« Tout est pour le mieux dans le meilleur des mondes » serine Pangloss à Candide tout au long du conte philosophique de Voltaire pour que, finalement, le jeune homme renonce à l’optimisme béat de son précepteur et décide de « cultiver son jardin ». De ce chef d’œuvre de la pensée européenne, Leonard Bernstein et Lillian Hellmann, sa librettiste, n’ont conservé que la dimension satirique, aboutissant à une pièce inclassable, quelque part entre Broadway, Londres et Milan, entre la comédie musicale américaine, l’opérette façon Gilbert et Sullivan et vocalement, pour certains rôles, une écriture virtuose, proche du bel canto. Sur ce patchwork musical, Nigel Lowery appose une succession de scénettes comme autant d’images reliées entre elles par la voix du narrateur. Ce dernier a la forme d’une tour hertzienne dont un singe prend le contrôle dès le lever de rideau, premier des nombreux clins d’œil qu’adresse au cinéma une mise en scène colorée qui multiplie gags et références sans dépasser la dose nuisible à l’esprit de l’œuvre.
Familier du rôle-titre qu’il a déjà interprété sur cette même scène dans cette même production en 2009, Michael Spyres ne fait qu’une bouchée de la partition, lui qui il y a quelques jours triomphait à Londres dans La Donna del lago. Passer de Roderigo à Candide, c’est comme faire le tour du bois de Boulogne à vélo après l’ascension du Mont Blanc. Ni graves, ni aigus vertigineux, ni vocalises en rafale. Pour autant, le ténor met au service de Bernstein toute la science acquise en chantant Rossini, notamment l’usage de la messa di voce et une gestion du souffle qui produit quelques notes d’une longueur spectaculaire. La diction, toujours claire, ne pose aucun problème à celui qui s’exprime ici dans sa langue maternelle. Surtout, l’expression scénique se hisse au niveau de l’interprétation musicale, offrant de Candide un portrait accompli. Par une coïncidence troublante (mais s’agit-il d’une coïncidence ?), le jeune baritenore, au sens rossinien du terme, partage l’affiche avec l’un de ses plus illustres prédécesseurs. Désormais plus baryton que ténor, Chris Merrit, qui cumule les rôles du gouverneur, de Vanderdendur et de Ragotski, a lui aussi du souffle à revendre, une présence inaltérée et l’aigu facile, ce qui n’a rien d’étonnant compte tenu de ses antécédents. En Cunégonde, Leah Partridge souffre inévitablement de la comparaison avec les plus grandes coloratures qui ont fait de « Glitter and be gay » leur oriflamme. Le numéro reste de haute voltige, la silhouette idéale, la composition aboutie même si le chant peut sembler manquer d’éclat. A l’arrière-plan d’une distribution sans faiblesse, on remarque également Graham F. Valentine qui, en Pangloss puis Martin, manie parole et musique dans la meilleure tradition du music-hall. Comment enfin ne pas rapprocher « America », un des tubes de West Side Story, du très latino « I am easy assimilated » que chante la Old Lady (la composition des deux œuvres est étroitement imbriquée ; certains numéros de l’une furent initialement destinés à l’autre, et inversement). Carole Wilson y fait preuve d’une juste intégrité vocale, distillant sans en faire des tonnes l’humour nécessaire à l’extravagance du personnage.

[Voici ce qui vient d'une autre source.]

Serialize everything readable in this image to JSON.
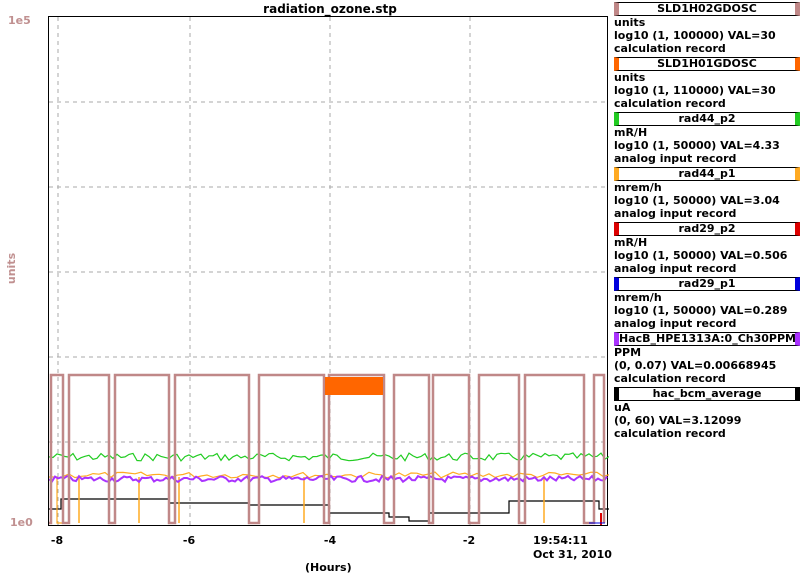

Last but not least, Yannis Pouspourikas propose de la partition une lecture approfondie, dont le brillant sait éviter le clinquant. Le chef d’orchestre dirige également de manière permanente le Koor van Vlaamse Opera (il est appelé la saison prochaine à devenir Premier Maître de Chapelle à l’Aalto-Musiktheater d’Essen – voir brève du 21 juin). Cela n’est pas sans influer sur la qualité des interventions chorales, remarquable, notamment un « Make our Garden Grow » conclusif qui place Bernstein au-dessus de Voltaire, donnant à la musique de Candide une portée mieux que philosophique : religieuse.